Through March 21, more guys had whiffed off Siemon (36) than gotten hits off him (31). Still, you'll never see the West Palm Beach, Fla., native pull the old Dizzy Dean routine, getting all his fielders to sit down while he takes center stage with a strikeout. Siemon knows how important his teammates are to his success.

"I don't claim to be flashy," Siemon said. "I just go after hitters and make them hit the ball. Let `em hit it on the ground and the guys will take care of me."

Siemon calls it "a fluke" that he is living his dream of college baseball at all, whether on the mound or at third base. He was a solid player in high school, winning a Golden Glove award for his play at third base.

But if Siemon's Forest Hill High team hadn't been so good, the top 4-A team in Florida for five weeks his senior year, Deacon recruiter Bobby Moranda probably never would have seen him play.

"I didn't have many schools after me," Siemon said. "For a long time, it was between several community colleges and Stetson.

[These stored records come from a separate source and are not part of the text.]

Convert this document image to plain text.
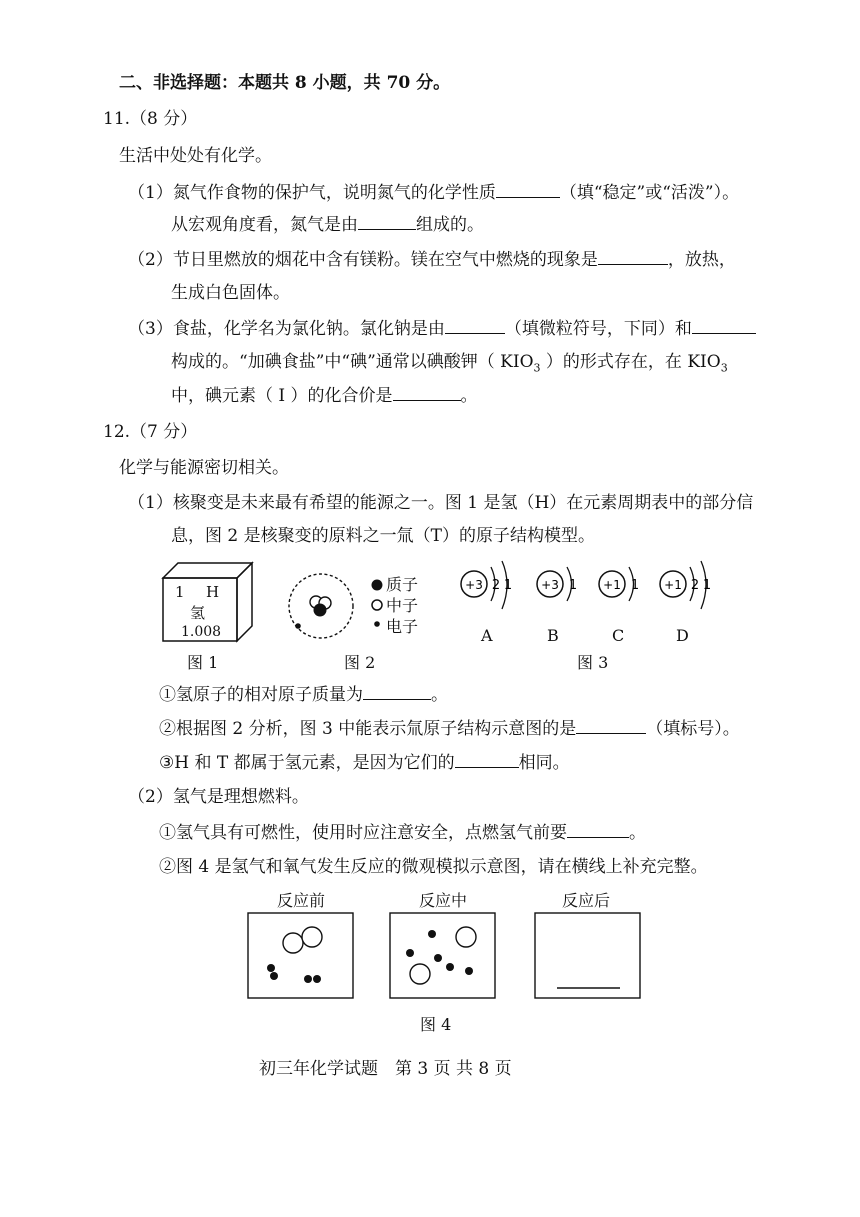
二、非选择题：本题共 8 小题，共 70 分。
11.（8 分）
生活中处处有化学。
（1）氮气作食物的保护气，说明氮气的化学性质	（填“稳定”或“活泼”）。
从宏观角度看，氮气是由	组成的。
（2）节日里燃放的烟花中含有镁粉。镁在空气中燃烧的现象是	，放热，
生成白色固体。
（3）食盐，化学名为氯化钠。氯化钠是由	（填微粒符号，下同）和
构成的。“加碘食盐”中“碘”通常以碘酸钾（ $KIO_3$ ）的形式存在，在 $KIO_3$
中，碘元素（ I ）的化合价是	。
12.（7 分）
化学与能源密切相关。
（1）核聚变是未来最有希望的能源之一。图 1 是氢（H）在元素周期表中的部分信
息，图 2 是核聚变的原料之一氚（T）的原子结构模型。
1 H
氢
1.008
图 1
质子
中子
电子
图 2
+3 2 1 +3 1 +1 1 +1 2 1
A	B	C	D
图 3
①氢原子的相对原子质量为	。
②根据图 2 分析，图 3 中能表示氚原子结构示意图的是	（填标号）。
③H 和 T 都属于氢元素，是因为它们的	相同。
（2）氢气是理想燃料。
①氢气具有可燃性，使用时应注意安全，点燃氢气前要	。
②图 4 是氢气和氧气发生反应的微观模拟示意图，请在横线上补充完整。
反应前	反应中	反应后
图 4
初三年化学试题　第 3 页 共 8 页
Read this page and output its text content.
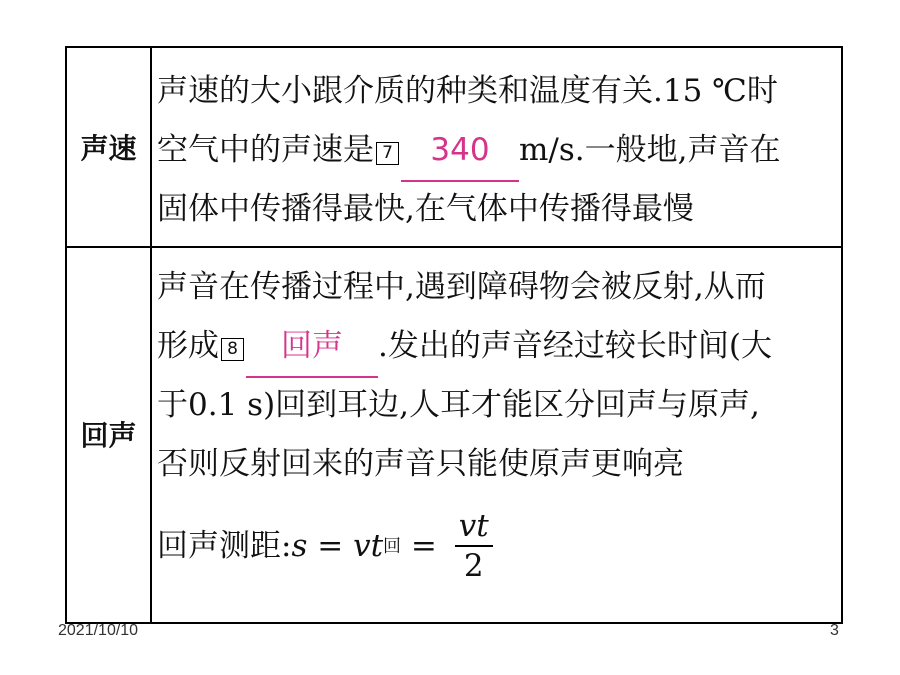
声速
声速的大小跟介质的种类和温度有关.15 ℃时
空气中的声速是 7 340 m/s.一般地,声音在
固体中传播得最快,在气体中传播得最慢
回声
声音在传播过程中,遇到障碍物会被反射,从而
形成 8 回声 .发出的声音经过较长时间(大
于0.1 s)回到耳边,人耳才能区分回声与原声,
否则反射回来的声音只能使原声更响亮
回声测距: s = vt 回 = $\frac{vt}{2}$
2021/10/10	3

I didn't do outstanding in high school, but I knew I could play. I'm just glad coach Moranda saw something in me."

Siemon has been a part of two ACC championships in his time at Wake Forest, and the Deacs have their eyes on another one. When the team lost two out of three to N.C. State to open the league schedule, it raised the eyebrows of a few players. But taking two out of three from No. 1 Florida State March 17-19 has the squad's eyes back on their goals.

"We had some higher expectations of ourselves, and when we lost to N.C. State, it was a little disappointing," Siemon said. "We kept playing hard and came out of it against Florida State. Looking back, it seems like we have one of those little stints every year, but they get earlier and earlier. Hopefully, we'll get rid of it soon."

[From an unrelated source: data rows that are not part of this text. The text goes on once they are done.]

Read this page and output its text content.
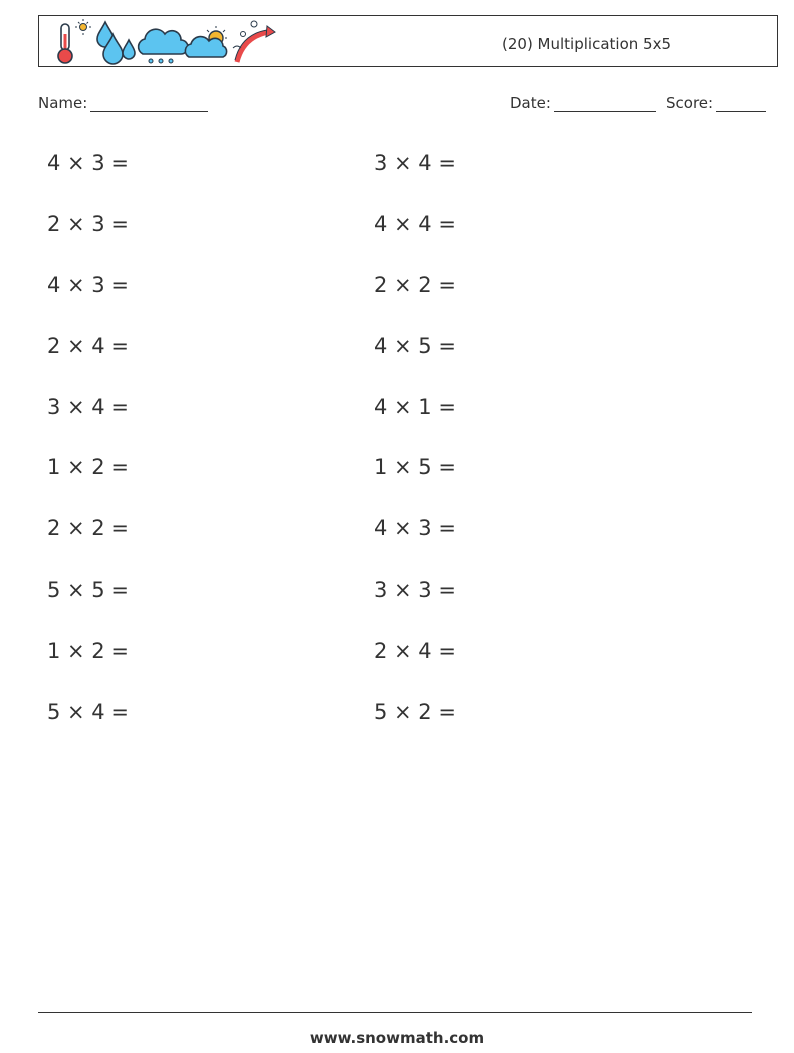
(20) Multiplication 5x5
Name:	Date:	Score:
4 × 3 =
2 × 3 =
4 × 3 =
2 × 4 =
3 × 4 =
1 × 2 =
2 × 2 =
5 × 5 =
1 × 2 =
5 × 4 =
3 × 4 =
4 × 4 =
2 × 2 =
4 × 5 =
4 × 1 =
1 × 5 =
4 × 3 =
3 × 3 =
2 × 4 =
5 × 2 =
www.snowmath.com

Siemon sees this team as the best he's played on at WFU.

"The difference is that we have more depth in pitching," Siemon said. "Last year, we had our four or five main guys. This year, there's a couple more who can get out there. Guys are maturing and getting better. There's a lot of positives right now."

Like the rest of his teammates, Scott Siemon dreams.

He dreams of Omaha, and the College World Series. And this time, he's on the mound.